GPT-4 Turbo is cheaper but costs add up at scale:

from dataclasses import dataclass
from datetime import datetime
import json

@dataclass
class UsageRecord:
    timestamp: datetime
    model: str
    prompt_tokens: int
    completion_tokens: int
    cost_usd: float

class CostTracker:
    PRICING = {
        "gpt-4-turbo": {"input": 0.01, "output": 0.03},
        "gpt-4": {"input": 0.03, "output": 0.06},
        "gpt-35-turbo": {"input": 0.0005, "output": 0.0015}
    }

    def __init__(self):
        self.records: list[UsageRecord] = []

    def record_usage(self, model: str, prompt_tokens: int, completion_tokens: int):
        """Record API usage and calculate cost."""

        pricing = self.PRICING.get(model, self.PRICING["gpt-4-turbo"])

        cost = (
            (prompt_tokens / 1000) * pricing["input"] +
            (completion_tokens / 1000) * pricing["output"]
        )

        record = UsageRecord(
            timestamp=datetime.utcnow(),
            model=model,
            prompt_tokens=prompt_tokens,
            completion_tokens=completion_tokens,
            cost_usd=cost
        )

        self.records.append(record)
        return record

    def get_daily_summary(self) -> dict:
        """Get cost summary by model."""

        from collections import defaultdict
        summary = defaultdict(lambda: {"calls": 0, "tokens": 0, "cost": 0.0})

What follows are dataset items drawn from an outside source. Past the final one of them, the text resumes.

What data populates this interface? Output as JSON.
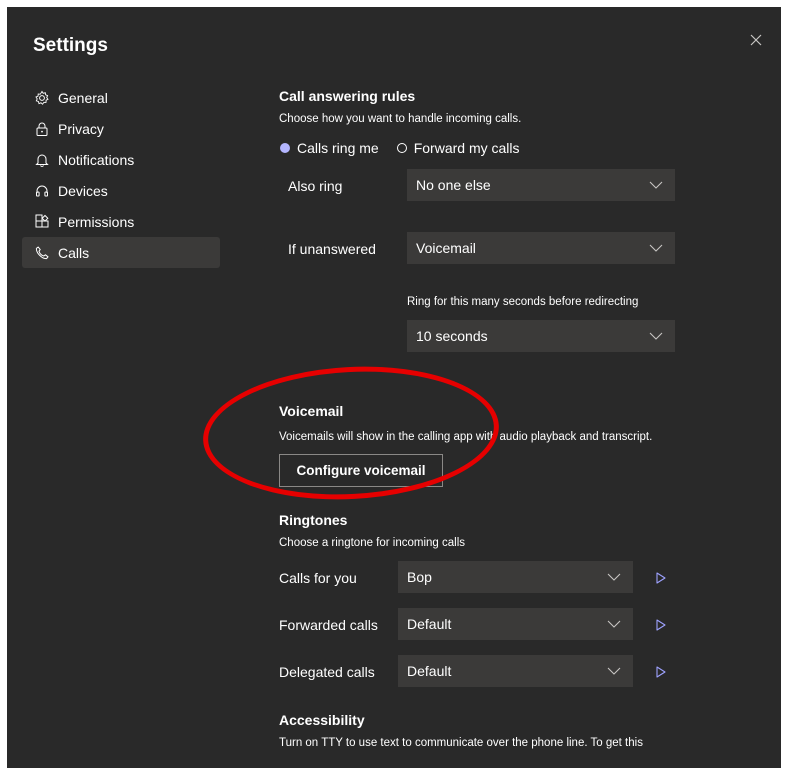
{
  "dialog": {
    "title": "Settings"
  },
  "sidebar": {
    "items": [
      {
        "label": "General",
        "icon": "gear-icon"
      },
      {
        "label": "Privacy",
        "icon": "lock-icon"
      },
      {
        "label": "Notifications",
        "icon": "bell-icon"
      },
      {
        "label": "Devices",
        "icon": "headset-icon"
      },
      {
        "label": "Permissions",
        "icon": "apps-icon"
      },
      {
        "label": "Calls",
        "icon": "phone-icon",
        "active": true
      }
    ]
  },
  "call_answering": {
    "heading": "Call answering rules",
    "description": "Choose how you want to handle incoming calls.",
    "options": [
      {
        "label": "Calls ring me",
        "selected": true
      },
      {
        "label": "Forward my calls",
        "selected": false
      }
    ],
    "also_ring": {
      "label": "Also ring",
      "value": "No one else"
    },
    "if_unanswered": {
      "label": "If unanswered",
      "value": "Voicemail"
    },
    "ring_seconds": {
      "label": "Ring for this many seconds before redirecting",
      "value": "10 seconds"
    }
  },
  "voicemail": {
    "heading": "Voicemail",
    "description": "Voicemails will show in the calling app with audio playback and transcript.",
    "button_label": "Configure voicemail"
  },
  "ringtones": {
    "heading": "Ringtones",
    "description": "Choose a ringtone for incoming calls",
    "rows": [
      {
        "label": "Calls for you",
        "value": "Bop"
      },
      {
        "label": "Forwarded calls",
        "value": "Default"
      },
      {
        "label": "Delegated calls",
        "value": "Default"
      }
    ]
  },
  "accessibility": {
    "heading": "Accessibility",
    "description": "Turn on TTY to use text to communicate over the phone line. To get this"
  },
  "colors": {
    "background": "#292929",
    "sidebar_active": "#3b3a39",
    "dropdown": "#3b3a39",
    "accent_radio": "#b4b6ff",
    "highlight_ellipse": "#e60000"
  }
}
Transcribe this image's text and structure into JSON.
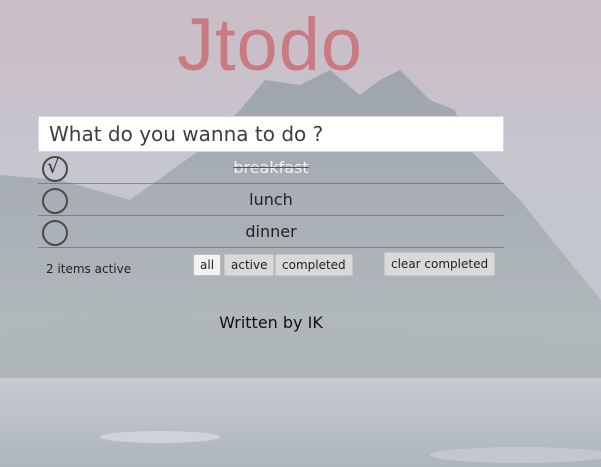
{
  "app": {
    "title": "Jtodo"
  },
  "new_todo": {
    "placeholder": "What do you wanna to do ?",
    "value": ""
  },
  "todos": [
    {
      "text": "breakfast",
      "completed": true,
      "check_glyph": "√"
    },
    {
      "text": "lunch",
      "completed": false,
      "check_glyph": ""
    },
    {
      "text": "dinner",
      "completed": false,
      "check_glyph": ""
    }
  ],
  "footer": {
    "count_text": "2 items active",
    "filters": [
      {
        "label": "all",
        "selected": true
      },
      {
        "label": "active",
        "selected": false
      },
      {
        "label": "completed",
        "selected": false
      }
    ],
    "clear_label": "clear completed"
  },
  "credit": "Written by IK",
  "colors": {
    "title": "#c9747a",
    "input_bg": "#ffffff",
    "button_bg": "#d9d9d9",
    "button_selected_bg": "#f2f2f2"
  }
}
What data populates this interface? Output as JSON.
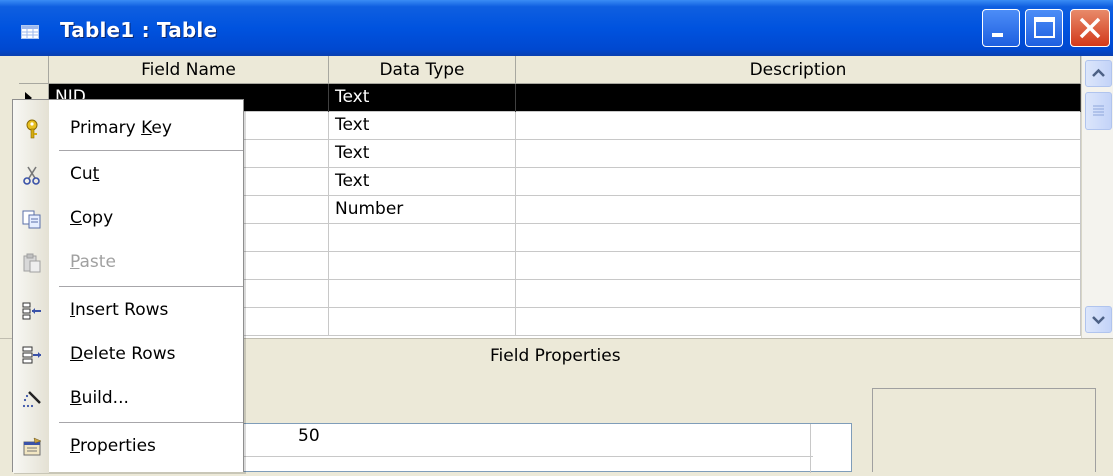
{
  "window": {
    "title": "Table1 : Table"
  },
  "columns": [
    "Field Name",
    "Data Type",
    "Description"
  ],
  "rows": [
    {
      "field": "NID",
      "type": "Text",
      "desc": ""
    },
    {
      "field": "",
      "type": "Text",
      "desc": ""
    },
    {
      "field": "",
      "type": "Text",
      "desc": ""
    },
    {
      "field": "",
      "type": "Text",
      "desc": ""
    },
    {
      "field": "",
      "type": "Number",
      "desc": ""
    },
    {
      "field": "",
      "type": "",
      "desc": ""
    },
    {
      "field": "",
      "type": "",
      "desc": ""
    },
    {
      "field": "",
      "type": "",
      "desc": ""
    },
    {
      "field": "",
      "type": "",
      "desc": ""
    }
  ],
  "field_properties": {
    "label": "Field Properties",
    "field_size_value": "50"
  },
  "context_menu": {
    "items": [
      {
        "label": "Primary Key",
        "underline": "K",
        "icon": "key-icon",
        "enabled": true
      },
      {
        "label": "Cut",
        "underline": "t",
        "icon": "scissors-icon",
        "enabled": true
      },
      {
        "label": "Copy",
        "underline": "C",
        "icon": "copy-icon",
        "enabled": true
      },
      {
        "label": "Paste",
        "underline": "P",
        "icon": "paste-icon",
        "enabled": false
      },
      {
        "label": "Insert Rows",
        "underline": "I",
        "icon": "insert-rows-icon",
        "enabled": true
      },
      {
        "label": "Delete Rows",
        "underline": "D",
        "icon": "delete-rows-icon",
        "enabled": true
      },
      {
        "label": "Build...",
        "underline": "B",
        "icon": "build-wand-icon",
        "enabled": true
      },
      {
        "label": "Properties",
        "underline": "P",
        "icon": "properties-icon",
        "enabled": true
      }
    ]
  },
  "colors": {
    "title_bar": "#0053DF",
    "selected_row": "#000000",
    "face": "#ECE9D8"
  }
}
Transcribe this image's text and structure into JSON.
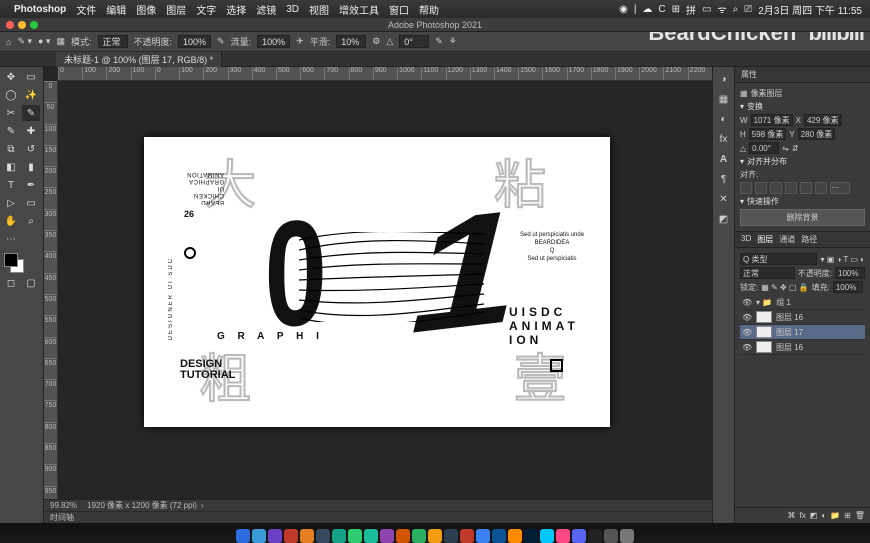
{
  "watermark": {
    "brand": "BeardChicken",
    "bili": "bilibili"
  },
  "menubar": {
    "app": "Photoshop",
    "items": [
      "文件",
      "编辑",
      "图像",
      "图层",
      "文字",
      "选择",
      "滤镜",
      "3D",
      "视图",
      "增效工具",
      "窗口",
      "帮助"
    ],
    "clock": "2月3日 周四 下午 11:55"
  },
  "titlebar": {
    "title": "Adobe Photoshop 2021"
  },
  "options": {
    "mode_label": "模式:",
    "mode_value": "正常",
    "opacity_label": "不透明度:",
    "opacity_value": "100%",
    "flow_label": "流量:",
    "flow_value": "100%",
    "smooth_label": "平滑:",
    "smooth_value": "10%",
    "angle_label": "",
    "angle_value": "0°"
  },
  "tab": {
    "title": "未标题-1 @ 100% (图层 17, RGB/8) *"
  },
  "rulers_h": [
    "0",
    "100",
    "200",
    "100",
    "0",
    "100",
    "200",
    "300",
    "400",
    "500",
    "600",
    "700",
    "800",
    "900",
    "1000",
    "1100",
    "1200",
    "1300",
    "1400",
    "1500",
    "1600",
    "1700",
    "1800",
    "1900",
    "2000",
    "2100",
    "2200"
  ],
  "rulers_v": [
    "0",
    "50",
    "100",
    "150",
    "200",
    "250",
    "300",
    "350",
    "400",
    "450",
    "500",
    "550",
    "600",
    "650",
    "700",
    "750",
    "800",
    "850",
    "900",
    "950"
  ],
  "artboard": {
    "rotated": "BEARD\nCHICKEN\nUI\nGRAPHICA\nANIMATION",
    "num": "26",
    "vtext": "DESIGNER UI SDC",
    "graphi": "G R A P H I",
    "uisdc": "UISDC\nANIMAT\nION",
    "mini": "Sed ut perspiciatis unde\nBEARDIDEA\nQ\nSed ut perspiciatis",
    "design": "DESIGN\nTUTORIAL",
    "outline1": "大",
    "outline2": "粘",
    "outline3": "粗",
    "outline4": "壹"
  },
  "status": {
    "zoom": "99.82%",
    "dims": "1920 像素 x 1200 像素 (72 ppi)",
    "timeline": "时间轴"
  },
  "panels": {
    "props_title": "属性",
    "props_sub": "像素图层",
    "transform": "变换",
    "W": "1071 像素",
    "X": "429 像素",
    "H": "598 像素",
    "Y": "280 像素",
    "angle": "0.00°",
    "align_title": "对齐并分布",
    "align_sub": "对齐:",
    "quick_title": "快速操作",
    "remove_bg": "删除背景",
    "layers_tabs": [
      "3D",
      "图层",
      "通道",
      "路径"
    ],
    "ltype": "Q 类型",
    "blend": "正常",
    "lopacity_label": "不透明度:",
    "lopacity": "100%",
    "lock_label": "锁定:",
    "fill_label": "填充:",
    "fill": "100%",
    "folder": "组 1",
    "layers": [
      {
        "name": "图层 16"
      },
      {
        "name": "图层 17",
        "sel": true
      },
      {
        "name": "图层 16"
      }
    ]
  },
  "dock_colors": [
    "#2d6cdf",
    "#3a9bd8",
    "#6b42c7",
    "#c0392b",
    "#e67e22",
    "#34495e",
    "#16a085",
    "#2ecc71",
    "#1abc9c",
    "#8e44ad",
    "#d35400",
    "#27ae60",
    "#f39c12",
    "#2c3e50",
    "#c0392b",
    "#3b82f6",
    "#0b5394",
    "#ff8a00",
    "#001e36",
    "#00c8ff",
    "#ff4785",
    "#5865f2",
    "#222",
    "#555",
    "#777"
  ]
}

        for record in self.records:
            summary[record.model]["calls"] += 1
            summary[record.model]["tokens"] += record.prompt_tokens + record.completion_tokens
            summary[record.model]["cost"] += record.cost_usd

        return dict(summary)

Performance Benchmarks

Our production benchmarks show:

Latency: 2-5 seconds for typical requests (vs 3-8s for GPT-4)
Throughput: 3x improvement with same TPM limits
Quality: Comparable to GPT-4, occasionally better on recent knowledge

Migration Checklist

When migrating from GPT-4 to GPT-4 Turbo:

Update model names in all configurations
Review prompts - behavior may differ slightly
Test JSON mode for structured outputs
Adjust token budgets - you have more room now
Update cost projections - significant savings possible
Monitor quality - run regression tests

Conclusion

GPT-4 Turbo is production-ready and offers compelling advantages over GPT-4. The combination of larger context, lower costs, and JSON mode makes it the default choice for new projects. Migrate carefully with proper testing, but don’t wait too long - the benefits are substantial.